In complete contrast to, say, him not telling you and you discovering bite marks and then shouting at him and banishing him to his room for the rest of his natural life. I'd like to think I'd use the first approach but I think this one is more likely for me.

KarenThirl Thu 07-Apr-05 15:43:47

It's possible to discuss negative behaviour without being angry, so yes, you can promise that you won't be angry but only if you feel confident in your own self-control. I think you handled it very well ghosty because you stayed calm and dealt with the situation appropriately. DS obviously knew what he'd done was wrong otherwise he wouldn't have asked you not to be angry - he sensed that it was the kind of behaviour that COULD have made you angry.

Agree with SD - if you'd promised not to get angry then gone back on your word the situation would have been far worse. And also, he now knows that he can come to you and confess all and you won't blow your stack with him. Win/Win, IMO.

crunchie Thu 07-Apr-05 16:17:56

The worst I can do with my 6 yr old is tell her she has disappointed me or rephase that, that her behaviour has disappointed me The really upsets her and makes her think about what she has done.
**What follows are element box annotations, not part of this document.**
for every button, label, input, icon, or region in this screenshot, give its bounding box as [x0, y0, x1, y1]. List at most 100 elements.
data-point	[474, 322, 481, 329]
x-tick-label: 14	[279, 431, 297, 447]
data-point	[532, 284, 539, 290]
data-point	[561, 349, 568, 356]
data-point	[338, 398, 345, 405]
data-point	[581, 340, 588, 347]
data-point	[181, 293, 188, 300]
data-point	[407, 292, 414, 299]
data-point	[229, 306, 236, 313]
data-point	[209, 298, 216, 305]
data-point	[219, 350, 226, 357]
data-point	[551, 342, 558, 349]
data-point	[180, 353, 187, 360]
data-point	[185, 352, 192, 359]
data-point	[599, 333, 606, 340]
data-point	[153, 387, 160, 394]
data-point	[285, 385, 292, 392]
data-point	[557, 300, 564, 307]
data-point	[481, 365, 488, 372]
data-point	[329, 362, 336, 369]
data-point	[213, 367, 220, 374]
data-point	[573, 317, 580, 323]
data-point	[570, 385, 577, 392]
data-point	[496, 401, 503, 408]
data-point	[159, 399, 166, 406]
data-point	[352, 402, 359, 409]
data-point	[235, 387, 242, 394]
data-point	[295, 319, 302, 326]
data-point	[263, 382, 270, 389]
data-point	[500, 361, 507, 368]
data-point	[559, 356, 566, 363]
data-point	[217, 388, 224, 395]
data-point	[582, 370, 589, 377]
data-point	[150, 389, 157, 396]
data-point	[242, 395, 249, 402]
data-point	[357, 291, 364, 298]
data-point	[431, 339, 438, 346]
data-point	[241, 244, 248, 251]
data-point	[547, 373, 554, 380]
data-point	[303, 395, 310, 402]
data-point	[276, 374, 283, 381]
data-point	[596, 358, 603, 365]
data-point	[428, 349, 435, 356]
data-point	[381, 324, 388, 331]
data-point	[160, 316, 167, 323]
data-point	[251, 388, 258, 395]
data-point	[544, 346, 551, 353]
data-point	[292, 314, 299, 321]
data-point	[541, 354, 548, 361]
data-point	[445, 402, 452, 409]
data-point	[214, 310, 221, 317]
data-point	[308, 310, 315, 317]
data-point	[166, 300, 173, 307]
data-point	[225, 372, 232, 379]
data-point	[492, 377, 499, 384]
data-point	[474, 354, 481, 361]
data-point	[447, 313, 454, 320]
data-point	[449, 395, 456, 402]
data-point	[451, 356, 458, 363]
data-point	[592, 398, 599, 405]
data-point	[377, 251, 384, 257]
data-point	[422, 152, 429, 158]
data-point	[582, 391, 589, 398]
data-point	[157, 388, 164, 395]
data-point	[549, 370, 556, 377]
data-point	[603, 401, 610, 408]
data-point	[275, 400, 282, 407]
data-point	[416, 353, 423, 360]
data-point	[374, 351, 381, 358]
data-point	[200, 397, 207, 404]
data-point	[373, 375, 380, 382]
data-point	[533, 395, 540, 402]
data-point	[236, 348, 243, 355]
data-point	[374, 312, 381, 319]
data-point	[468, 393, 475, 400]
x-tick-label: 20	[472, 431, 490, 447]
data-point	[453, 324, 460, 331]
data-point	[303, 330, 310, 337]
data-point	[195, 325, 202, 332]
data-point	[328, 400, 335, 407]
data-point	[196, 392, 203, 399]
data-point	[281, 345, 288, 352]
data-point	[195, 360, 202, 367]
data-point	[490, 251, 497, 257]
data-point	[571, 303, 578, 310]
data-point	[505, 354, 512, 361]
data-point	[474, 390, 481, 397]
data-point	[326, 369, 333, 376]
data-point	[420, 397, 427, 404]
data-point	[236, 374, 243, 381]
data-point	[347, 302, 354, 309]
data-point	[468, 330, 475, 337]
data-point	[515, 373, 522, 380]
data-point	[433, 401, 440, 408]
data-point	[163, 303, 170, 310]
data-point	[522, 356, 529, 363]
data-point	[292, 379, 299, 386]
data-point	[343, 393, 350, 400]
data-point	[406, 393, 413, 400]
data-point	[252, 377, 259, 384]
Although she has never said 'will you be cross if I tell you' she has refused to tell me stuff and she gets ppunished more for this, than anything she actually did.

You did the right thing as once they get to the stage of vocalising things like this and realsing consequences I find it far easier to disipline. DD1 who is 6 gets sent to her room, where I then deal with crying dd2 (aged 4) once the situation is calm I then go and discuss with DD1 why she was sent to her room and how disappointed I am with her. It works a charm

ghosty Fri 08-Apr-05 08:50:42

Thanks everyone ...
I feel better about it now ... I was worried because I didn't want him to think he couldn't tell me because I would get cross but on the other hand I don't feel it is right for him to get away with something serious just because he has told me IYSWIM ...
G xx

Christie Fri 08-Apr-05 21:22:03

Message withdrawn at poster's request.

LindyMum Sat 09-Apr-05 09:48:14

Christie, sounds as good an idea as any! I think the main thing is to strike the balance - you have to let them know that it's far better thought of to admit when they've been naughty but that it's not the equivalent of immunity to punishment. I have administered a minor smack-bottom in one similar circumstance, even after the admission of guilt, but made it clear to the spankee that he'd have had a far sorer bum if I'd have found out what he'd done later.

bensmum3 Sat 09-Apr-05 18:30:15

I think it probably gets worse as they get older, just to cheer you all up! Ds 7 was playing at a friends a couple of weeks ago, and they were in a part of the house they should'nt have been, ds's friend knocked over a heavy object, which didn't break, but did break ds's foot. The friend told ds not to tell anyone, so it wasn't till 4 hours later when he got in the bath I noticed his foot was the size of a football, and it then took another week to get the truth about how he'd done it.(we had I dont know and I think I kicked a rock ?) We've had very serious conversations in our house this week about how important not keeping secrets and telling the truth is even if mummy or daddy might not be pleased.

motherinferior Sat 09-Apr-05 18:38:39

Interestingly, DD1 came down today (I was vegging on the sofa with a novel in thoroughly embarrassing manner) from the Inferiorettes' room - from where I'd heard DD2 bellow and wail but then stop wailing - and sat down looking rather bothered and distressed. Finally she said - quite of her own accord - "I pushed DD2 over by accident". Turned out they'd had a row over a toy.

It was easier for me, both because I do believe it was an accident and because she told me quite of her own accord - she was obviously ashamed and embarrassed - but I told her, quite sincerely, that I was very pleased with her for telling me and yes I understood it was an accident.

So, extrapolating from that, can you say something along the lines of "I'll be really pleased with you for telling me, but I might have to talk to you about what you did"? Sort of time off for good behaviour?

I was VERY proud of DD1, I have to say.